Cena con i “Delitti di Manor House”

Serata in giallo al ristorante con attori e commensali investigatori
SALLE. Vivere un’avventura “da investigatori” in una location mozzafiato. Il Centro osserva da vicino una delle mode più diffuse in Abruzzo in fatto di serate: la cena con delitto. Una, davvero singolare, si è svolta un paio di giorni fa al Castello di Salle, luogo suggestivo alle pendici della Majella che ha ospitato i misteriosi “delitti di Manor House”.
A organizzarla l’Agenzia di viaggi nel tempo Cronosfera, giovane start up fondata, nel 2012, da Lorenzo Giannotti e Vittorio Colarossi (e di recente si è aggiunto Nicola Pitucci, regista teatrale) che ha reagito alla crisi dando vita a una forma di divertimento originale, intelligente e per tutte le tasche. Non soltanto cene con delitto, ma anche veri viaggi nel tempo: contese medievali per la mano della bella damigella, cacce al tesoro con gli etruschi, laboratori didattici per le scuole con personaggi in costume, cene di “reclutamento” futuristiche per diventare cronoagenti, week end di full immersion in diverse epoche storiche: il tutto interattivo. Appena entrati nel giardino del castello, alle 20, un aperitivo accoglie gli ospiti/investigatori, provenienti da ogni parte dell’Abruzzo. Che giunti sulla terrazza trovano l’ambientazione anni ’30 del racconto “I delitti di Manor house”, scritto dalle gialliste Gabriella e Serena Aguzzi.
Otto attori, provenienti dai laboratori teatrali della Compagnia dei Guasconi e del Gruppo Arterie di Modena, sono lì a vestire i panni dei personaggi, perché si faccia luce sulla morte di Mrs Dalloway. Il silenzio che avvolge il Castello di Salle immege i partecipanti nel clima classico del giallo, il panorama suggestivo fa il resto. Dopo la presentazione di vicenda e personaggi, al pubblico viene chiesto di fare delle domande ai sospettati. Una pioggia di interrogativi inonda gli attori, da quelli ingenui, posti dai bambini, attentissimi, a quelli più arguti, provenienti dagli amanti del genere. Seconda parte dello spettacolo e secondo momento dell’indagine: stavolta il pubblico deve indicare i colpevoli. Un gran vociare tra i tavoli accompagna i ragionamenti, tra un bicchiere l’altro, poi, finalmente, lo scioglimento del giallo.

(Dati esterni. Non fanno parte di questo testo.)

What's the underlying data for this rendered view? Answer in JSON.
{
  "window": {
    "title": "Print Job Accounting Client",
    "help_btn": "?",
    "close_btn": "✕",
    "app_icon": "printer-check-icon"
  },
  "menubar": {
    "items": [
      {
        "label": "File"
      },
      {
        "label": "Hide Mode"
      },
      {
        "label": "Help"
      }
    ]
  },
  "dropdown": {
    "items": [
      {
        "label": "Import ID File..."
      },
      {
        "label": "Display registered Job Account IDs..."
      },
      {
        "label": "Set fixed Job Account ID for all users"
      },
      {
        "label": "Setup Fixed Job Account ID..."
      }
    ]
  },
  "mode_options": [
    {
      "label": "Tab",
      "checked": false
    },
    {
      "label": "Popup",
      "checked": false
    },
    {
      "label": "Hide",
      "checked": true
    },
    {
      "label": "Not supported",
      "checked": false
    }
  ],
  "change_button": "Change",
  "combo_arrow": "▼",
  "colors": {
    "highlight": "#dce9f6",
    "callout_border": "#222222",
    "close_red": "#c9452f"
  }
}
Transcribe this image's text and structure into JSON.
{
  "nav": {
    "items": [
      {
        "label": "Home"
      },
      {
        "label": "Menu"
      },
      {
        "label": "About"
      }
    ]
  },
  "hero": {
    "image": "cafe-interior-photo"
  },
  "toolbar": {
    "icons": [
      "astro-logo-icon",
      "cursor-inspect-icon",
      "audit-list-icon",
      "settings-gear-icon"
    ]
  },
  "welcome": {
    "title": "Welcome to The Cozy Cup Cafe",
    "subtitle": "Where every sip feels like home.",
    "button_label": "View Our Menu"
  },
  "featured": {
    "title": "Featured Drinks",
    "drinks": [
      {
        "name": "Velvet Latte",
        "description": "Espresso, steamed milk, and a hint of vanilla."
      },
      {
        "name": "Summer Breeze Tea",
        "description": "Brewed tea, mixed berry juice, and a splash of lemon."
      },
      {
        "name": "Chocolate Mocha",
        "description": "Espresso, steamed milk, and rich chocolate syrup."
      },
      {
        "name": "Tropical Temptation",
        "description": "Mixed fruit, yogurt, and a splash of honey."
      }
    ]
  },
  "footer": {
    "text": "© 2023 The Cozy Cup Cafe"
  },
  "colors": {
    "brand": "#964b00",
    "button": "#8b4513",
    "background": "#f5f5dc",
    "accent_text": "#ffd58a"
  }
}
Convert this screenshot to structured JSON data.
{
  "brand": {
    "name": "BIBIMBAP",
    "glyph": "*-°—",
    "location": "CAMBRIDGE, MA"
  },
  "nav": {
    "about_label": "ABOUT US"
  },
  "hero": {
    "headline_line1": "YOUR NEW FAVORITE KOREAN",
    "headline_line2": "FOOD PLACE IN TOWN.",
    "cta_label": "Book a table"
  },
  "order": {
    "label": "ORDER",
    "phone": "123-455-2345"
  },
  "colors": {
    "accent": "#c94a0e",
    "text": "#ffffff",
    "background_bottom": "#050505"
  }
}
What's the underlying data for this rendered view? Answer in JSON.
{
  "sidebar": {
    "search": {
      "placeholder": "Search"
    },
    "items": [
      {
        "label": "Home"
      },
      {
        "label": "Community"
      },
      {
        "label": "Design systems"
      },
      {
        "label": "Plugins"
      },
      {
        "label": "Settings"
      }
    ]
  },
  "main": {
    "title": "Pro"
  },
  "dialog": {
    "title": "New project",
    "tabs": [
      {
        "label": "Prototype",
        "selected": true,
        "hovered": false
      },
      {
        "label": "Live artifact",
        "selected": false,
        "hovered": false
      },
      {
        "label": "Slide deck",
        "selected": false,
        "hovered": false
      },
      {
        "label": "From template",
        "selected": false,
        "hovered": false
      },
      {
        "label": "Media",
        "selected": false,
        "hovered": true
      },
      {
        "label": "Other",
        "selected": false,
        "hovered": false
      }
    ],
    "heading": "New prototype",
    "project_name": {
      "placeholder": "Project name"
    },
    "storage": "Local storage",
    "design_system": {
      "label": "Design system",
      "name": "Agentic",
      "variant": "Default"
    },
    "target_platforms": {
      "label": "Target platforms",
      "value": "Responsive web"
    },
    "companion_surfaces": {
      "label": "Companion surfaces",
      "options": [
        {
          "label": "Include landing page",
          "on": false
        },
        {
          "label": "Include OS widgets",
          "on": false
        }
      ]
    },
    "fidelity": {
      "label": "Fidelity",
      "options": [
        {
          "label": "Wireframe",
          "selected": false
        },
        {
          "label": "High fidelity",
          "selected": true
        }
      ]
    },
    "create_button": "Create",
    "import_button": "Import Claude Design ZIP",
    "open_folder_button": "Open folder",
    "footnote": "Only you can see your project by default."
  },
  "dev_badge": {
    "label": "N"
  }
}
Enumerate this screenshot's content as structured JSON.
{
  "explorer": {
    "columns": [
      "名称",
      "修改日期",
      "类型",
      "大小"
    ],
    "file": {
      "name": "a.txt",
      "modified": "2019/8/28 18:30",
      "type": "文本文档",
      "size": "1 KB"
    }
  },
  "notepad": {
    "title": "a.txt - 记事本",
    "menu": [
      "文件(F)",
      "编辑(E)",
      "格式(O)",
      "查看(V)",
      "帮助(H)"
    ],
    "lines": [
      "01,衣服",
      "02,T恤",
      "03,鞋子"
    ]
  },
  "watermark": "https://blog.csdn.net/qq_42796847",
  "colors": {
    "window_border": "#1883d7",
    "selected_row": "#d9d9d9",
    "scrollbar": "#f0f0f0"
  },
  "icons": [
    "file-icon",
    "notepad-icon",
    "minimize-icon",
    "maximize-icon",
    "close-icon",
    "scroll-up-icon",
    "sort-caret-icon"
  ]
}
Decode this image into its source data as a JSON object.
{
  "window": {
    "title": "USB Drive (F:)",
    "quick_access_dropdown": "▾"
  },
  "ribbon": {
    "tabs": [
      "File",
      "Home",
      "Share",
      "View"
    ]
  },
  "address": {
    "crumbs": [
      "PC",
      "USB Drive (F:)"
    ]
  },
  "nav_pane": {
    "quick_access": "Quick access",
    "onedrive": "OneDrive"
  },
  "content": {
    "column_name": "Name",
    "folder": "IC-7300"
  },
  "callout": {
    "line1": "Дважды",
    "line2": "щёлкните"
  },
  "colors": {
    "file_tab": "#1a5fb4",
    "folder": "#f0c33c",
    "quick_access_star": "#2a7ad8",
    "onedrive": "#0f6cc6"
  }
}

Il tavolo vincitore viene premiato con una cena medievale, un certificato Cronosfera e una foto di gruppo assieme agli attori. «La nostra formula è semplice: al costo di una cena offriamo anche uno spettacolo», spiega lo staff, «è un gioco ingegnoso, un intrattenimento divertente, un'occasione di socialità. I partecipanti non sono più solo commensali, ma vivono una serata unica che non dimenticheranno. Il nostro, in fondo, è un coraggioso tentativo di proporre al pubblico qualcosa di davvero nuovo, e lo facciamo dannatamente bene…».